The electrode coatings used are designed to promote operation at low currents and consist mainly of graphite which is an excellent electrical conductor. Why is this type of coating only used on cast iron rods? For exactly the same reason as mentioned in the earlier paragraph. Graphite would add carbon to, and em-brittle, virtually any steel but not nickel rich alloys.


----------



## tcleve4911 (Dec 16, 2006)

After a few calls in my area, I am headed down to see "Butch the Banjo Guy".:thumbsup:
He has a specialty welding & fabrication shop in the next town over. 
When I called him he said " oh sure...bring in on in. You're not the first to bring one of these in for repair''
.......awesome!!!!
This might be fun.... or expensive......or both.
I'll keep you posted


----------



## woodnthings (Jan 24, 2009)

*take some pictures!*

Show how he does it if he'll let you. Tell him his shop will be famous on the web. :laughing: Good Luck.


----------



## tcleve4911 (Dec 16, 2006)

woodnthings said:


> Show how he does it if he'll let you. Tell him his shop will be famous on the web. :laughing: Good Luck.


Good idea....I'll bring my camera and get right in his way and say " look this way, and smile for the forum, BUTCH!!!!:laughing:


----------



## hughie (Mar 22, 2008)

*Tig*

I see that its cast iron, so see if your fabricator has a TIG welder. If so, good, as TIG welding of cast iron is the way to go its fast and reliable.
All you do is knock the flux off some cast iron arc welding rods and use them as filler for the TIG. As for gas the standard argon gas used for stainless will do fine. You can get awya with little of no pre-heat of the banjo

I have done this on my own cast toolrest a couple of times and for others around my neck of the woods, never had problem with any of the joints


----------



## H. A. S. (Sep 23, 2010)

tcleve4911 said:


> Thanks,
> That answers my first question....Metal shop.....I'm looking for someone as old as I am
> 
> 2nd..
> ...



Here's one I made to replace the cheap POS, that came with the cheap POS, HF lathe:

http://www.woodworkingtalk.com/members/h-a-s--15671/albums/machining/


----------



## woodnthings (Jan 24, 2009)

*Now that's what I was talking about!*

You might want to consider a slightly larger washer under the locking bolt, but HD is right! I actually think you could make it with 2 solid bars and the bored round,with a cross bolt at the far end with a spacer, rather than slotting a wide bar. At least that's the way I would do it, because I'd want a clean slot on the inside, and I don't have a vertical mill. (it's on the list however) :yes: bill


----------



## H. A. S. (Sep 23, 2010)

You're right Bill, that pic was right after welding; not even polished, or finished buffing out yet. The upright was made from 2" cold rolled, bored out to 1.003, to fit bigger, badder, tool posts.

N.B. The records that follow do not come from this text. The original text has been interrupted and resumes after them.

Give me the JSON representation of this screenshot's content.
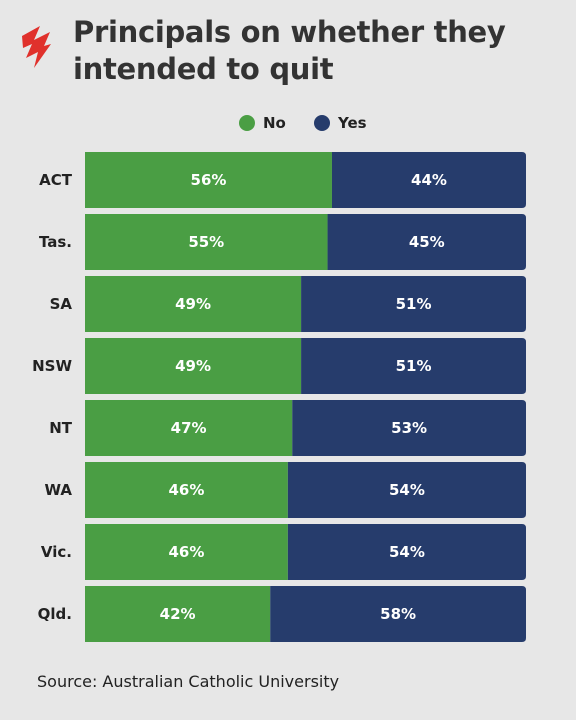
{
  "title": "Principals on whether they intended to quit",
  "source": "Source: Australian Catholic University",
  "colors": {
    "no": "#4a9e44",
    "yes": "#263c6c",
    "logo": "#e0312c",
    "title": "#333333",
    "background": "#e7e7e7"
  },
  "logo_icon": "sbs-spark-logo",
  "chart_data": {
    "type": "bar",
    "orientation": "horizontal",
    "stacked": true,
    "title": "Principals on whether they intended to quit",
    "categories": [
      "ACT",
      "Tas.",
      "SA",
      "NSW",
      "NT",
      "WA",
      "Vic.",
      "Qld."
    ],
    "series": [
      {
        "name": "No",
        "values": [
          56,
          55,
          49,
          49,
          47,
          46,
          46,
          42
        ],
        "labels": [
          "56%",
          "55%",
          "49%",
          "49%",
          "47%",
          "46%",
          "46%",
          "42%"
        ]
      },
      {
        "name": "Yes",
        "values": [
          44,
          45,
          51,
          51,
          53,
          54,
          54,
          58
        ],
        "labels": [
          "44%",
          "45%",
          "51%",
          "51%",
          "53%",
          "54%",
          "54%",
          "58%"
        ]
      }
    ],
    "xlim": [
      0,
      100
    ],
    "legend": "top-center",
    "grid": false
  }
}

The square bars are 1 X 1" solid CR, I used two-1/2", ground dowel pins as spacers, clamped tight before welding. Built the weld up slowly to blend in to the 2" Dia. holder. 
The plate on the far end is just some .250 CR I had laying around from another job. Pretty heavy, it won't be bending or breaking anytime soon.:thumbsup:


----------



## tcleve4911 (Dec 16, 2006)

H. A. S. said:


> You're right Bill, that pic was right after welding; not even polished, or finished buffing out yet. The upright was made from 2" cold rolled, bored out to 1.003, to fit bigger, badder, tool posts.
> 
> The square bars are 1 X 1" solid CR, I used two-1/2", ground dowel pins as spacers, clamped tight before welding. Built the weld up slowly to blend in to the 2" Dia. holder.
> The plate on the far end is just some .250 CR I had laying around from another job. Pretty heavy, it won't be bending or breaking anytime soon.:thumbsup:


beautifully done HAS 
Thank you for posting that.


----------